Mark Kent is the director of Motorsports Competition, Chevrolet and Cadillac and gave high praise to IndyCar’s decision to solidify its manufacturer lineup into the future.

“We’ve talked a lot about DNA and nobody’s DNA goes deeper than Chevrolet’s,” Kent said. “There’s actually a bust of our founder, Louis Chevrolet, in the Indianapolis Motor Speedway. Over 100 years ago, Louis Chevrolet, along with his brother, used the speedway as their proving ground. Racing has always been a part of Chevrolet’s DNA. We’re excited about the opportunity to continue participating in this sport, competing head-to-head with Honda, using Firestone tires, Dallara as a chassis. It’s a great combination. I couldn’t be sitting with a better group of people.

“A lot of people do ask why we compete in IndyCar. There are a lot of reasons. On track it gives us the ability to continue to develop technologies that we use in a lot of our production cars. Talk about small displacement, turbo charging, direct injection, all great stuff we do in our production car. This arena gives us an opportunity to build better street cars from what we learn on the racetrack.

“It always gives us a great opportunity at the racetrack to display a lot of our products and get our products in front of current and prospective customers to let them see what great cars Chevrolet truly makes and hopefully get them to put Chevrolet on their shopping list.

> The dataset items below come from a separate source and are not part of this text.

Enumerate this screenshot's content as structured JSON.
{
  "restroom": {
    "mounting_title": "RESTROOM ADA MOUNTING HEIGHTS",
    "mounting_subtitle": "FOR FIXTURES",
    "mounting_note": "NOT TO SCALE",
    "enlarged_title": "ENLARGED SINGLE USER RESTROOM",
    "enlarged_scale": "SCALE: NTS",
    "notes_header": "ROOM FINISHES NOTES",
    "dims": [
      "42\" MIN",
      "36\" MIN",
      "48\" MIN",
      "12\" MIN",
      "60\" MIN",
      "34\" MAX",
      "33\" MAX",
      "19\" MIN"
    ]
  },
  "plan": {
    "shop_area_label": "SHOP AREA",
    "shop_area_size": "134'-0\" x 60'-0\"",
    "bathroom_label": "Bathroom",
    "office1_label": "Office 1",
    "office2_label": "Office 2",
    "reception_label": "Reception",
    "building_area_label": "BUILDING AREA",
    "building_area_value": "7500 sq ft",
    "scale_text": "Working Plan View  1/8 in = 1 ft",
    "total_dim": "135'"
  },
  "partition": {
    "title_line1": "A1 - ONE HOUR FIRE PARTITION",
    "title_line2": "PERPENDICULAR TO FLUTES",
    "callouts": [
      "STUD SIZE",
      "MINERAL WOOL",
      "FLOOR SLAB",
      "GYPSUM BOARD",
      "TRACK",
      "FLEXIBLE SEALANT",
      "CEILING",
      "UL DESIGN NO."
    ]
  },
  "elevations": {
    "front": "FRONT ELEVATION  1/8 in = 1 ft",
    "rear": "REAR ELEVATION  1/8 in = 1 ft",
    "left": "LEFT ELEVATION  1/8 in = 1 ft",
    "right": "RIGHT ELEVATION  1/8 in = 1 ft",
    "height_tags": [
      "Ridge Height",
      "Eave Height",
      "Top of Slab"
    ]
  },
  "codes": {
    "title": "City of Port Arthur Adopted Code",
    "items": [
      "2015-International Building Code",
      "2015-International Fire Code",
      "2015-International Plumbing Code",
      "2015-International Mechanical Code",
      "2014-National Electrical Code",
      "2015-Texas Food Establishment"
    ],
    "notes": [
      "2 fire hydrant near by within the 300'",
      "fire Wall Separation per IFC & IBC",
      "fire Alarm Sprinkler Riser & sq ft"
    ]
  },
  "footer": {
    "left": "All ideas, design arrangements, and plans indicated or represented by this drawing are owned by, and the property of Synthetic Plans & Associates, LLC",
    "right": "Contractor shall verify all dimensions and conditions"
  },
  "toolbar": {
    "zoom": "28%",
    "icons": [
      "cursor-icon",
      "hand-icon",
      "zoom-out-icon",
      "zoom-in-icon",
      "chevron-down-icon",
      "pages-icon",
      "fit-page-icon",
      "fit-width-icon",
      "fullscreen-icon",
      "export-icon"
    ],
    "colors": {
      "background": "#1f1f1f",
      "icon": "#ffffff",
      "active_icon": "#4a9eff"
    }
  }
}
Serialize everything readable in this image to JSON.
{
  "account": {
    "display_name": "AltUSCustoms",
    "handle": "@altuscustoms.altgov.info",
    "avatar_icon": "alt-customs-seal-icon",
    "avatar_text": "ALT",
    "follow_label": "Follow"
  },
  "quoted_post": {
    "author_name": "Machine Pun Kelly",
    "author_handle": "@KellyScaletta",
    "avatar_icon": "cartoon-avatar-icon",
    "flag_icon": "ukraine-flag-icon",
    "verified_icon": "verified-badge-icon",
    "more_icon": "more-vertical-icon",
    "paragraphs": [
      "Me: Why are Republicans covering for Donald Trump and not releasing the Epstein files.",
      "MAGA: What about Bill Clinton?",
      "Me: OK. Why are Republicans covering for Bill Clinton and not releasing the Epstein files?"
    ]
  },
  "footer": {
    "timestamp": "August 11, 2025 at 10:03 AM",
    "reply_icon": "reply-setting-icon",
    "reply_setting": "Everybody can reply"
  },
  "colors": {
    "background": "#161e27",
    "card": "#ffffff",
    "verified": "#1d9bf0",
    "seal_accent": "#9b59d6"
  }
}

“Finally, just the opportunity to run at the Indianapolis Motor Speedway is a great value for us to compete in the sport.

“Like everybody else, we’re very proud, very glad to be here and welcome the opportunity.”

Dallara is celebrating its 20th year of involvement in the Verizon IndyCar Series. The company’s first chassis came in the 1997 Indy Racing League when it was competing against G Force. Since that time, Dallara has formed a long and successful relationship with IndyCar and looks forward to the future.

“Dallara basically is a small company that moved to the United States 20 years ago, thanks to IndyCar,” said Stefano Di Ponti, CEO and GM of Dallara’s United States Operations. “Thanks to IndyCar basically we expanded our business, not only in the racing world, but IndyCar gave us the chance to establish an engineering company in Speedway, Indiana, and develop even more business.

“The importance to have this partnership and extension with IndyCar is basically an unlimited value for us. IndyCar is a legacy for Dallara, and it is in Dallara’s DNA basically since 1997, when we started.

“Together we accomplished a lot of tasks, a lot of goals. We obviously are fully committed. We are fully committed and it is our duty to do our best, to work with IndyCar, and with our partners, to promote the series, to enhance the races, and to make sure that our fans, which they are generating interest all over the world, not only U.S., but also in Europe, in particular in Italy. We have more followers of IndyCar for the spectacular races that we are putting together.

“In conclusion, for us, is a great achievement. I really personally am grateful for what we were able to achieve with IndyCar for the extension.”